Les fréquences en or (celles situées en deçà de 1 GHz et convoitées pour leur capacité de propagation) sont actuellement employées par la radiodiffusion (elles ont toujours été dédiées du point de vue historique et international à l’audiovisuel) . Or, si on ne peut actuellement diffuser qu’une seule chaîne analogique sur un canal (8MHz), il sera possible d’en transporter 6 numériques à l’aide du multiplexage . L’introduction du numérique entrainera un gain en spectre d’un équivalent de 5/6 sur les chaînes diffusées actuellement. Cela laisse une place importante à l’émergence de nouveaux services audiovisuels et de télécommunications.
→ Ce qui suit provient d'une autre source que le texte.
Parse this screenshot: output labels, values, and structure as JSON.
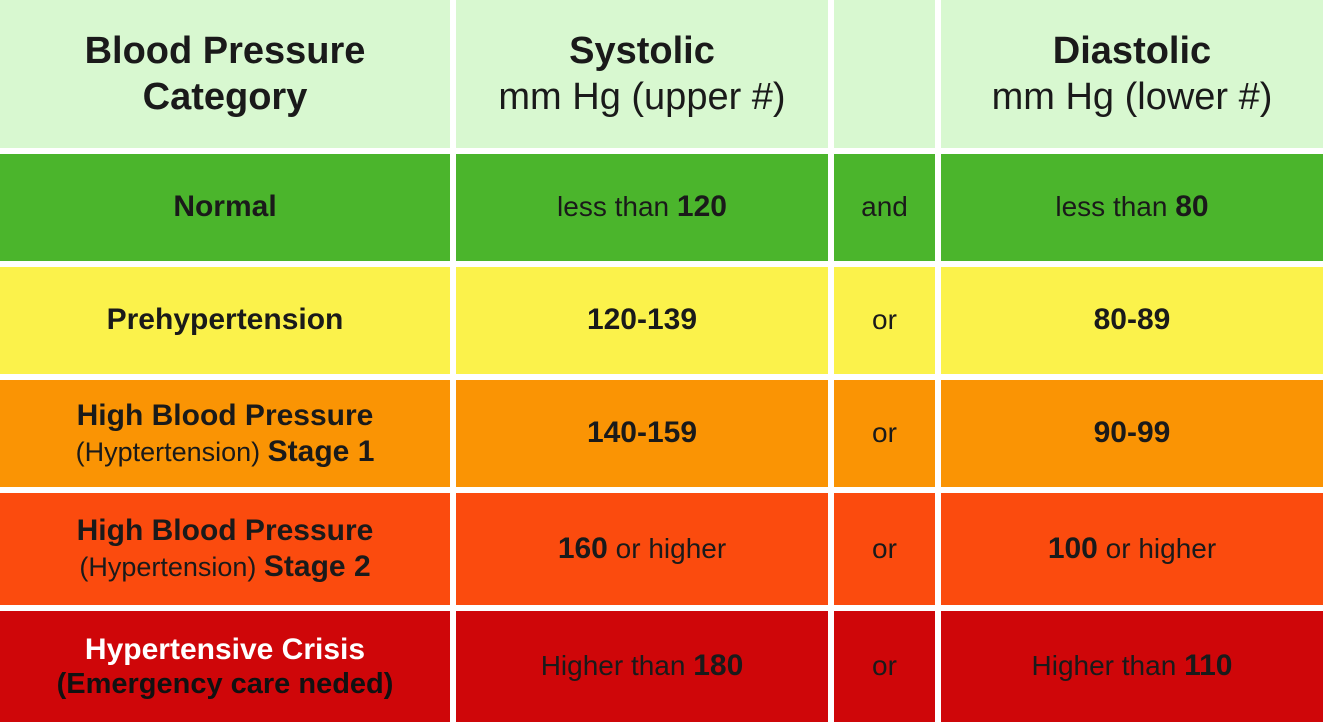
{
  "colors": {
    "header_bg": "#d8f8d0",
    "normal_bg": "#4bb52c",
    "prehypertension_bg": "#fbf24b",
    "stage1_bg": "#fa9404",
    "stage2_bg": "#fb4b0e",
    "crisis_bg": "#cf0609",
    "separator": "#ffffff",
    "text_dark": "#1a1a1a",
    "crisis_title_text": "#ffffff"
  },
  "header": {
    "category": {
      "line1": "Blood Pressure",
      "line2": "Category"
    },
    "systolic": {
      "line1": "Systolic",
      "line2": "mm Hg (upper #)"
    },
    "conjunction": "",
    "diastolic": {
      "line1": "Diastolic",
      "line2": "mm Hg (lower #)"
    }
  },
  "rows": [
    {
      "category": {
        "line1": "Normal",
        "line2_regular": "",
        "line2_bold": ""
      },
      "systolic": {
        "prefix": "less than ",
        "value": "120",
        "suffix": ""
      },
      "conjunction": "and",
      "diastolic": {
        "prefix": "less than ",
        "value": "80",
        "suffix": ""
      }
    },
    {
      "category": {
        "line1": "Prehypertension",
        "line2_regular": "",
        "line2_bold": ""
      },
      "systolic": {
        "prefix": "",
        "value": "120-139",
        "suffix": ""
      },
      "conjunction": "or",
      "diastolic": {
        "prefix": "",
        "value": "80-89",
        "suffix": ""
      }
    },
    {
      "category": {
        "line1": "High Blood Pressure",
        "line2_regular": "(Hyptertension) ",
        "line2_bold": "Stage 1"
      },
      "systolic": {
        "prefix": "",
        "value": "140-159",
        "suffix": ""
      },
      "conjunction": "or",
      "diastolic": {
        "prefix": "",
        "value": "90-99",
        "suffix": ""
      }
    },
    {
      "category": {
        "line1": "High Blood Pressure",
        "line2_regular": "(Hypertension) ",
        "line2_bold": "Stage 2"
      },
      "systolic": {
        "prefix": "",
        "value": "160",
        "suffix": " or higher"
      },
      "conjunction": "or",
      "diastolic": {
        "prefix": "",
        "value": "100",
        "suffix": " or higher"
      }
    },
    {
      "category": {
        "line1": "Hypertensive Crisis",
        "line2_regular": "",
        "line2_bold": "(Emergency care neded)"
      },
      "systolic": {
        "prefix": "Higher than ",
        "value": "180",
        "suffix": ""
      },
      "conjunction": "or",
      "diastolic": {
        "prefix": "Higher than ",
        "value": "110",
        "suffix": ""
      }
    }
  ],
  "chart_data": {
    "type": "table",
    "title": "Blood Pressure Category",
    "columns": [
      "Blood Pressure Category",
      "Systolic mm Hg (upper #)",
      "",
      "Diastolic mm Hg (lower #)"
    ],
    "rows": [
      [
        "Normal",
        "less than 120",
        "and",
        "less than 80"
      ],
      [
        "Prehypertension",
        "120-139",
        "or",
        "80-89"
      ],
      [
        "High Blood Pressure (Hyptertension) Stage 1",
        "140-159",
        "or",
        "90-99"
      ],
      [
        "High Blood Pressure (Hypertension) Stage 2",
        "160 or higher",
        "or",
        "100 or higher"
      ],
      [
        "Hypertensive Crisis (Emergency care neded)",
        "Higher than 180",
        "or",
        "Higher than 110"
      ]
    ],
    "row_colors": [
      "#4bb52c",
      "#fbf24b",
      "#fa9404",
      "#fb4b0e",
      "#cf0609"
    ],
    "systolic_thresholds": [
      120,
      139,
      159,
      160,
      180
    ],
    "diastolic_thresholds": [
      80,
      89,
      99,
      100,
      110
    ]
  }
}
Paragraphe 2 : La facilitation du déploiement d’une multitude de services innovants et de qualité

L’obtention du dividende passant par le basculement au numérique permettra une réduction du coût de création et d’exploitation de nouveaux réseaux (A) et offrira la possibilité de déployer de nouveaux service de qualité pour tous.

A- La diminution du cout de création et d’exploitation des réseaux

L’investissement en établissement de réseaux (la fibre optique ou les installations filaires notamment) dans les zones périphériques, rurales ou peu denses (« zones à perte ») peut représenter un coût non rentable car le prix des infrastructures est exorbitant alors que la clientèle peut se révéler insuffisante. Cela décourage l’investissement dans ces zones et élargit la fracture numérique entre habitants des zones urbaines très denses et ceux des zones périphériques peu denses. Or, du fait de la libération des « fréquences de qualité » , une moindre infrastructure sera suffisante pour une plus grande couverture, ce qui permet de réduire les coûts et d’améliorer les services, notamment pour les communications à l’intérieur des bâtiments ainsi que la couverture des zones périphériques et rurales. Par conséquent la création de nouveaux services est encouragée.

B- La possibilité d’offre de nouveaux services audiovisuels et de télécommunications de qualité pour tous

La libération du dividende offre qualitativement et quantitativement plus de services à tous les usagers au plan national. Du côté de l’audiovisuel, le dividende permettra de créer plus de chaînes de télévision avec moins de ressources spectrales. De nouvelles applications pourraient surgir en mobilité (télévision numérique terrestre (TNT), télévision mobile personnelle (TMP), et radio numérique terrestre (RNT)). La qualité des images restera équivalente (standard définition SD) ou supérieure (haute définition HD). Du côté des télécommunications il pourrait se développer un internet ubiquitaire ou un haut débit en tout point du territoire. Enfin, en vertu de la capacité de couverture des fréquences libérées et de la réduction des coûts des nouveaux services, toutes les couches de la population, dans toutes les zones du pays pourraient en profiter. Cependant, des obstacles se dressent face à une politique de dividende numérique.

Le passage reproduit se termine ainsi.